In another part of Whitefield, migrant workers who turned up at the Varthur Police Station hoping to return to their homes were dispersed by the police. Visuals show police aggressively dispersing the people gathered using lathis. 

However, police officials attempted to play down the incident. “There were around 20 migrant workers who came to the police station asking when trains will be arranged for them. We told them to register in the Seva Sindhu portal and tried to disperse them, and asked them to remain at their site. But at this point, someone argued with the police and we tried to make them leave,” says Praveen Babu, inspector of Varthur Police Station. 

It is not just the workers who are unaware of the state government’s decision. Police inspectors in Bengaluru’s Whitefield division too were unaware of the cancellation of trains for inter-state travel of migrant workers. 

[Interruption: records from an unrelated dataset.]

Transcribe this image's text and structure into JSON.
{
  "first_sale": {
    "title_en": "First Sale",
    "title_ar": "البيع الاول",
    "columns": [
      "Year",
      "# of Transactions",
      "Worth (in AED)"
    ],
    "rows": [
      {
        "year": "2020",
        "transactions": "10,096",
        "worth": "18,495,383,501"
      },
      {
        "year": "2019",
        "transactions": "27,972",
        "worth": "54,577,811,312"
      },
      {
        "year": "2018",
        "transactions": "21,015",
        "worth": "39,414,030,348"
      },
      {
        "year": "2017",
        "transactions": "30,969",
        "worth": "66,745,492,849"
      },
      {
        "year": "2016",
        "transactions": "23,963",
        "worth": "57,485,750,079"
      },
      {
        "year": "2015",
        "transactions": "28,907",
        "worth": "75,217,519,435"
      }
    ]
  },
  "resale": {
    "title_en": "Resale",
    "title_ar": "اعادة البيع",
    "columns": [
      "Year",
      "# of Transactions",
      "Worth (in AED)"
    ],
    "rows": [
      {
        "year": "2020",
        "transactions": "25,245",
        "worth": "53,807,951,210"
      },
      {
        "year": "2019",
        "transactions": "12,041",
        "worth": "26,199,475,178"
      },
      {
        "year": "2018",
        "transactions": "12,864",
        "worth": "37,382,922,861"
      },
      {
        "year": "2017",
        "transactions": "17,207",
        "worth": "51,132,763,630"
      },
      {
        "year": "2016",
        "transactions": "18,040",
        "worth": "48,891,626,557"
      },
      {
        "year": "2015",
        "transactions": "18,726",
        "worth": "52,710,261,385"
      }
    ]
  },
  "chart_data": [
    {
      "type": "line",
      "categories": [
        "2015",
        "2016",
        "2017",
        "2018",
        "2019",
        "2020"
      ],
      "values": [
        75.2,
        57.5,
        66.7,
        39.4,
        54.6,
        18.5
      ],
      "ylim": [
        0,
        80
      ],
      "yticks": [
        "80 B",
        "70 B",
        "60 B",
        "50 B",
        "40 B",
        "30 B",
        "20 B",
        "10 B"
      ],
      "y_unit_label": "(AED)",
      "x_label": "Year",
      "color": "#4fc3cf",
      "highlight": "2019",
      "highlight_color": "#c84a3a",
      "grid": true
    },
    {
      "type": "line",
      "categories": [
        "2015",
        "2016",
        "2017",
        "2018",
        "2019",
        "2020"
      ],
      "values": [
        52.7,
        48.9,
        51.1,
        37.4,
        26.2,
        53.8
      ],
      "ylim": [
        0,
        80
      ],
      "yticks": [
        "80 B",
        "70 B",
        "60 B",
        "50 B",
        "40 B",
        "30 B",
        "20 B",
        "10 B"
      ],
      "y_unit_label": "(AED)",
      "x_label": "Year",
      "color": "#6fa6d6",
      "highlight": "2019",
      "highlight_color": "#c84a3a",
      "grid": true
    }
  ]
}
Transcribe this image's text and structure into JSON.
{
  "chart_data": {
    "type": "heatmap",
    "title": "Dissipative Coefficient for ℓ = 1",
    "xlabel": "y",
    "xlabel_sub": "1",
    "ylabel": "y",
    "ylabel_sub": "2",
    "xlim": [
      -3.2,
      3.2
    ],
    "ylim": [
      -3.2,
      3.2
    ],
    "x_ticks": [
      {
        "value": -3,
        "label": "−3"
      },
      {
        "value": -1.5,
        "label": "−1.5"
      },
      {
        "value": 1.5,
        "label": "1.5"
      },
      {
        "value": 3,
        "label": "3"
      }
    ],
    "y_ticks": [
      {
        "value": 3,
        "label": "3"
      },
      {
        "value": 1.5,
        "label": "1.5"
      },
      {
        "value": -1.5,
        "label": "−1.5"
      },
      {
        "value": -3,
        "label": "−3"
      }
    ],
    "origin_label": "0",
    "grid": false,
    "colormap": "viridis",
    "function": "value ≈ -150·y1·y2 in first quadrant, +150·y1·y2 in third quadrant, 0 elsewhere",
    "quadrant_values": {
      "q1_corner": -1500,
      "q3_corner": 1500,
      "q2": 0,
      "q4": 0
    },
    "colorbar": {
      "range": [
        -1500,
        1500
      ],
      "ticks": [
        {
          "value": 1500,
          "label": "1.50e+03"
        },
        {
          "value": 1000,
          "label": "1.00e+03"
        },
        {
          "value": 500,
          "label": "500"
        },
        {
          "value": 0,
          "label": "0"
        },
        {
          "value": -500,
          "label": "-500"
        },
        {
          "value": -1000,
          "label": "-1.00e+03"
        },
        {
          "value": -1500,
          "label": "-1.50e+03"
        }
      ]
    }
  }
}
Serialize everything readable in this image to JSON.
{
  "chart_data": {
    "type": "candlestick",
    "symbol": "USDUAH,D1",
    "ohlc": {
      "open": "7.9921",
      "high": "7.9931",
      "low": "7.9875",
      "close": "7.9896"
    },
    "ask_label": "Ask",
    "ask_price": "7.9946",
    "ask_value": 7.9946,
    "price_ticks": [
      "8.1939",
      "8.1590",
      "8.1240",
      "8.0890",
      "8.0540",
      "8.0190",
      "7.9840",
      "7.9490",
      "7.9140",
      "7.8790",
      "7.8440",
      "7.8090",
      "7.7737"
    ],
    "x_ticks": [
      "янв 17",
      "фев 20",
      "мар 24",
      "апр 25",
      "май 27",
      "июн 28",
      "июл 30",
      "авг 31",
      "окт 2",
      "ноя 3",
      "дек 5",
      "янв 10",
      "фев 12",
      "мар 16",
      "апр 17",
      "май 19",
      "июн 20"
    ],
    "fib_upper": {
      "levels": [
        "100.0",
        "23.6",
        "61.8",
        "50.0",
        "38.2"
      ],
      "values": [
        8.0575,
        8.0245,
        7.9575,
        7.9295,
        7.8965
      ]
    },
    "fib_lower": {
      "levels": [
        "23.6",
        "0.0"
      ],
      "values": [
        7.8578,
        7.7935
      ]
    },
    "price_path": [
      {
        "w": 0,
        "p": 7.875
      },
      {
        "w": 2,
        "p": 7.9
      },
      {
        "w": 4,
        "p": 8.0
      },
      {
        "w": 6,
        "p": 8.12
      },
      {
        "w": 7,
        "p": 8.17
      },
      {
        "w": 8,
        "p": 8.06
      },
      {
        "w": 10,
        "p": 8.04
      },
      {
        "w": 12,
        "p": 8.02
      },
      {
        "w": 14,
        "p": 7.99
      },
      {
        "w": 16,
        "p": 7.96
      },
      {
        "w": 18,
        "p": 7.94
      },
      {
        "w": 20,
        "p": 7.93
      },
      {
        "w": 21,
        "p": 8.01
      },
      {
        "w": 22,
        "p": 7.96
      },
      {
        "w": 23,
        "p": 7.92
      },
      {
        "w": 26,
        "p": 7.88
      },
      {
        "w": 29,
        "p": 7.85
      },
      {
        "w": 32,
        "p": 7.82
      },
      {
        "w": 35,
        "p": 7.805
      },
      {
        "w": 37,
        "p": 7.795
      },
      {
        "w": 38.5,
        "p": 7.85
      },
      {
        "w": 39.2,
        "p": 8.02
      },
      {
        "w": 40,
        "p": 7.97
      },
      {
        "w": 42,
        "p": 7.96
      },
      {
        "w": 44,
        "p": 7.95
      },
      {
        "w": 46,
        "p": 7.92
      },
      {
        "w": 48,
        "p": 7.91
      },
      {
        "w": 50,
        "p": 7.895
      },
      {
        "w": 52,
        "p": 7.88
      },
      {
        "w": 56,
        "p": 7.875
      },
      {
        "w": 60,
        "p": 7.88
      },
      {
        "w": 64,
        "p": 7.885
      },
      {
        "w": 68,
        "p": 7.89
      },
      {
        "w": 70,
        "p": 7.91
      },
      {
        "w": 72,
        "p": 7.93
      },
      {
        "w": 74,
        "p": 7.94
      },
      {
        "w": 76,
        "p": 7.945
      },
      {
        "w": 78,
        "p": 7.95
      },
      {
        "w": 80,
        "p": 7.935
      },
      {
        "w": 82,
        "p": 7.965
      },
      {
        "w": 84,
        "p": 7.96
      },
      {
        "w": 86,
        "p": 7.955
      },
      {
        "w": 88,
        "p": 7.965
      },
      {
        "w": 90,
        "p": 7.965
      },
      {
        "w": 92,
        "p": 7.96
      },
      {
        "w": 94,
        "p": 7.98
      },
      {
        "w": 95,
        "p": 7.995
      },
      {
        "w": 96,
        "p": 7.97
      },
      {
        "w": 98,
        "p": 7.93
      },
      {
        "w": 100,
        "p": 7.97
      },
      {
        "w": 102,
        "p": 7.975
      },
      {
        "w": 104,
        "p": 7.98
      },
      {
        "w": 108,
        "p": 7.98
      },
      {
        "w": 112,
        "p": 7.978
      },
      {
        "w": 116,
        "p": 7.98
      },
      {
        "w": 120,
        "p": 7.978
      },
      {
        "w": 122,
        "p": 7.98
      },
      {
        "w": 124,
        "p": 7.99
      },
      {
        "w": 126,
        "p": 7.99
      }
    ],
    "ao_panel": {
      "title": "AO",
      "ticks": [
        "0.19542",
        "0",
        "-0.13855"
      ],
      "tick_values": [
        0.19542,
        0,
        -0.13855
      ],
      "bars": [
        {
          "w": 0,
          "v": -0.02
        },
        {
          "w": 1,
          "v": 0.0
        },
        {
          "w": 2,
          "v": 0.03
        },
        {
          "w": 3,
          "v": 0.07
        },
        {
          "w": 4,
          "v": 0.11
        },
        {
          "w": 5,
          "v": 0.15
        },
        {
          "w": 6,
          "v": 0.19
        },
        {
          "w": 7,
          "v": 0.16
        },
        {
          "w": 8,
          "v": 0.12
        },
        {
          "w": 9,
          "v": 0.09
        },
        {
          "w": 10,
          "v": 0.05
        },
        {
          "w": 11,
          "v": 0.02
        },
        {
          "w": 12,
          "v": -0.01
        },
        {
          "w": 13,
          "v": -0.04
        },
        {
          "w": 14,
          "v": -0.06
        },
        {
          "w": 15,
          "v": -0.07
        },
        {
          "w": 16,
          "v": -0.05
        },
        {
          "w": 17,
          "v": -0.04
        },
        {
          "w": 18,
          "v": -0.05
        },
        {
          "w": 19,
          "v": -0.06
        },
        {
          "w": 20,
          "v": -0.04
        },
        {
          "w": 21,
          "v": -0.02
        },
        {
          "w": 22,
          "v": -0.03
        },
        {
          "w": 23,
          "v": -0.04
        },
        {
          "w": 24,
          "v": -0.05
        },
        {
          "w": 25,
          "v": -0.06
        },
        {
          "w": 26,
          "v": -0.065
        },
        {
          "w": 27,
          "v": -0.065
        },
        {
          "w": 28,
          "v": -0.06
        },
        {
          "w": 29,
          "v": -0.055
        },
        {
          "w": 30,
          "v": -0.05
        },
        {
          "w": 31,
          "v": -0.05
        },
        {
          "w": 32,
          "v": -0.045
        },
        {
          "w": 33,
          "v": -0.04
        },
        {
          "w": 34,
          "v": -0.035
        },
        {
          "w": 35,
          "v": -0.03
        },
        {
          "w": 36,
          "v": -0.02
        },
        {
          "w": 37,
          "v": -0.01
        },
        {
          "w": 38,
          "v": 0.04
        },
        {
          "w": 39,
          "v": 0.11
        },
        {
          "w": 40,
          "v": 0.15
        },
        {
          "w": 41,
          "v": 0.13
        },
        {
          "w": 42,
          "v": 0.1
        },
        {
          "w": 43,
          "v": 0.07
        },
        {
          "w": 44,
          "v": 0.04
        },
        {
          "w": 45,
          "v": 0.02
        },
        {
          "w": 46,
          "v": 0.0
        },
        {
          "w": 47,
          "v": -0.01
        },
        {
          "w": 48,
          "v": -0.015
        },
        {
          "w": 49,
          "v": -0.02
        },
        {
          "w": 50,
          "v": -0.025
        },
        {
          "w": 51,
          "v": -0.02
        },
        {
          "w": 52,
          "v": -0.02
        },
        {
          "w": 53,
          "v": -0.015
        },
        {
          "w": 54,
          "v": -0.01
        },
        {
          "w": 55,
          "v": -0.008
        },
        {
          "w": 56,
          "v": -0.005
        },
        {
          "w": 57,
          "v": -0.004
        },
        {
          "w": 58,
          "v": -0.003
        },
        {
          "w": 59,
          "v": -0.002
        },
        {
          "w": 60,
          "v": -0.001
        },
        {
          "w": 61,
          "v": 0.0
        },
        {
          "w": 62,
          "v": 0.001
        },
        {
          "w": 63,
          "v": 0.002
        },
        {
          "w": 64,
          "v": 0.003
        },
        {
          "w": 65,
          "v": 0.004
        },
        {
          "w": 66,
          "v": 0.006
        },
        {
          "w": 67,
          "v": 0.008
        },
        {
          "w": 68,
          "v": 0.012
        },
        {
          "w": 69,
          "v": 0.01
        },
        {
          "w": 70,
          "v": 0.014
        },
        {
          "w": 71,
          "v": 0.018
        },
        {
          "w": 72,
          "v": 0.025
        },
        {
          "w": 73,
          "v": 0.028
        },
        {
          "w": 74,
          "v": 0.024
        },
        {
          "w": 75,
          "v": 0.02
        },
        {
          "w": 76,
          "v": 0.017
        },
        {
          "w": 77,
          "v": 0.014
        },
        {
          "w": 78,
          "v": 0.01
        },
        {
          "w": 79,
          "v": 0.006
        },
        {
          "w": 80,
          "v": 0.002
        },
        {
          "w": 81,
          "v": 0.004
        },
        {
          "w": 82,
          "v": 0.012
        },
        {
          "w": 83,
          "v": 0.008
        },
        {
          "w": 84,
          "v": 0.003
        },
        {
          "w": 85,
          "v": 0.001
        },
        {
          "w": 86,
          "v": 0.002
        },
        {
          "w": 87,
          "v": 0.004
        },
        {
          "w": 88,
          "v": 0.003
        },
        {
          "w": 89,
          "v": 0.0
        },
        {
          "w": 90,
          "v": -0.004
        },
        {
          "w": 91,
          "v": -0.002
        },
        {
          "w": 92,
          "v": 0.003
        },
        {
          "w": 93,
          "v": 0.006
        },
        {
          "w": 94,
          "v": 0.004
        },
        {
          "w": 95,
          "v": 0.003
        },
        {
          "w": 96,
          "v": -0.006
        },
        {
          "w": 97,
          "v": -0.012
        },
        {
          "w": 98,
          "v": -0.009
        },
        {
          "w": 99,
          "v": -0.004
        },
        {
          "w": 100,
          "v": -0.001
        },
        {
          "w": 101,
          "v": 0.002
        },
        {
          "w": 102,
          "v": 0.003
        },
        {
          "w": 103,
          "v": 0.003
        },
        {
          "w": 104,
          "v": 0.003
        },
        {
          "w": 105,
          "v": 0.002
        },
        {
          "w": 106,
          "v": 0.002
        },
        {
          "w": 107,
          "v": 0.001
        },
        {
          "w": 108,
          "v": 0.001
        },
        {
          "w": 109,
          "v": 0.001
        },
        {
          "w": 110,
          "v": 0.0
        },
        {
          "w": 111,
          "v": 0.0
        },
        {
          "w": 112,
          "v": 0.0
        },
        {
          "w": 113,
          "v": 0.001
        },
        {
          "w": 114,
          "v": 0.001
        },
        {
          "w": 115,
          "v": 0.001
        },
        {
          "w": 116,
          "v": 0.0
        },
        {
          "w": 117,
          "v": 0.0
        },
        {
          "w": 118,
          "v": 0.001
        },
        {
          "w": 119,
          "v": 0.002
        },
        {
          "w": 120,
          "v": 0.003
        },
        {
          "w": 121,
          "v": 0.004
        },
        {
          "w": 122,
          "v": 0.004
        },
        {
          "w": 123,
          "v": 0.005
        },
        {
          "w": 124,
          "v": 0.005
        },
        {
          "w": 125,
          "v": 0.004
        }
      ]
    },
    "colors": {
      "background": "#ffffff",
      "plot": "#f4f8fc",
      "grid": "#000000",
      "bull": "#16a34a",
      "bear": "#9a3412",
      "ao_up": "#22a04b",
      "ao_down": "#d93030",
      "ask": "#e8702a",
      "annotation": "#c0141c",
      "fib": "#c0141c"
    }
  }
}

“We have estimated that there are over 20,000 migrant workers who intend to return home. Most of the workers are from four states - Bihar, Uttar Pradesh, Jharkhand and West Bengal. Whenever they want an update on the arrangement for trains, they turn up at police stations but there is no clarity on when arrangements will be made for them,” an official involved in arranging transport for migrant workers told TNM.


Migrant workers in Mahadevapura, Bengaluru

Officials estimated around 10,000 workers from Bihar and around 4,000 workers each from Uttar Pradesh and Jharkhand, living in Whitefield, are among those who wish to return home. Contrary to earlier reports, the official says that only around 25% of migrant workers are from the construction sector. Most workers are security guards or those who work in hotels, paying guest accommodations and malls. These workers are now camped in settlements arranged by their company or the state government. 

This reporter visited multiple settlements; in most places, living conditions were cramped and unhygienic. 

In settlements of workers involved in the construction of the Bengaluru metro construction, over 200 people lived in a three-storey building. Others slept on bunk beds cramped into rooms with 20 or more people. “We have lived here without work for more than 40 days. Now, we simply wish to go home and be with our families,” says Gadadhar Behera, a security guard from Orissa. 


Living conditions at a migrant workers' settlement near Kudlu Gate, Bengaluru

Gadadhar’s words are echoed by scores of migrant workers in his settlement, and the workers’ sentiment is painfully obvious to officials. “In almost all cases, the workers are the sole breadwinners of their families and they have the moral responsibility of going back and spending time with them. The psychosis has set in that even if they die, they want to be at home,” says an official who was involved in surveying migrant workers in the Whitefield division who wished to remain anonymous. 

According to the same official, the government’s decision to suspend the train service does not take into account the wishes of thousands of migrant workers who simply wish to return home. 


Settlement of migrant workers in Mahadevapura, Bengaluru

Bharatiya Janata Party (BJP) leaders have hailed the move to stop inter-state trains citing that it will help restart economic activities in the city. 

However, over 500 individuals and organisations wrote to Karnataka Chief Minister BS Yediyurappa condemning the state government’s decision and calling for it to be revoked. In the letter, it was stated that the cancellation of trains violates the workers’ right to movement and infringes their basic freedom, while also subjecting the workers to forced labour. 

“We demand recognition of the autonomy and dignity of the migrant worker to decide their travel plans. No one should be forced either to stay back or to return to their home states. We demand that the Karnataka government abide by the Constitutional framework and immediately make the necessary arrangements to ensure that any worker wishing to return is allowed to do so at no cost, and in a safe and dignified manner,” read the letter. 

“Even if work resumes, people here are unwilling to go to work. We wish to return home and be with our families,” says Tahir.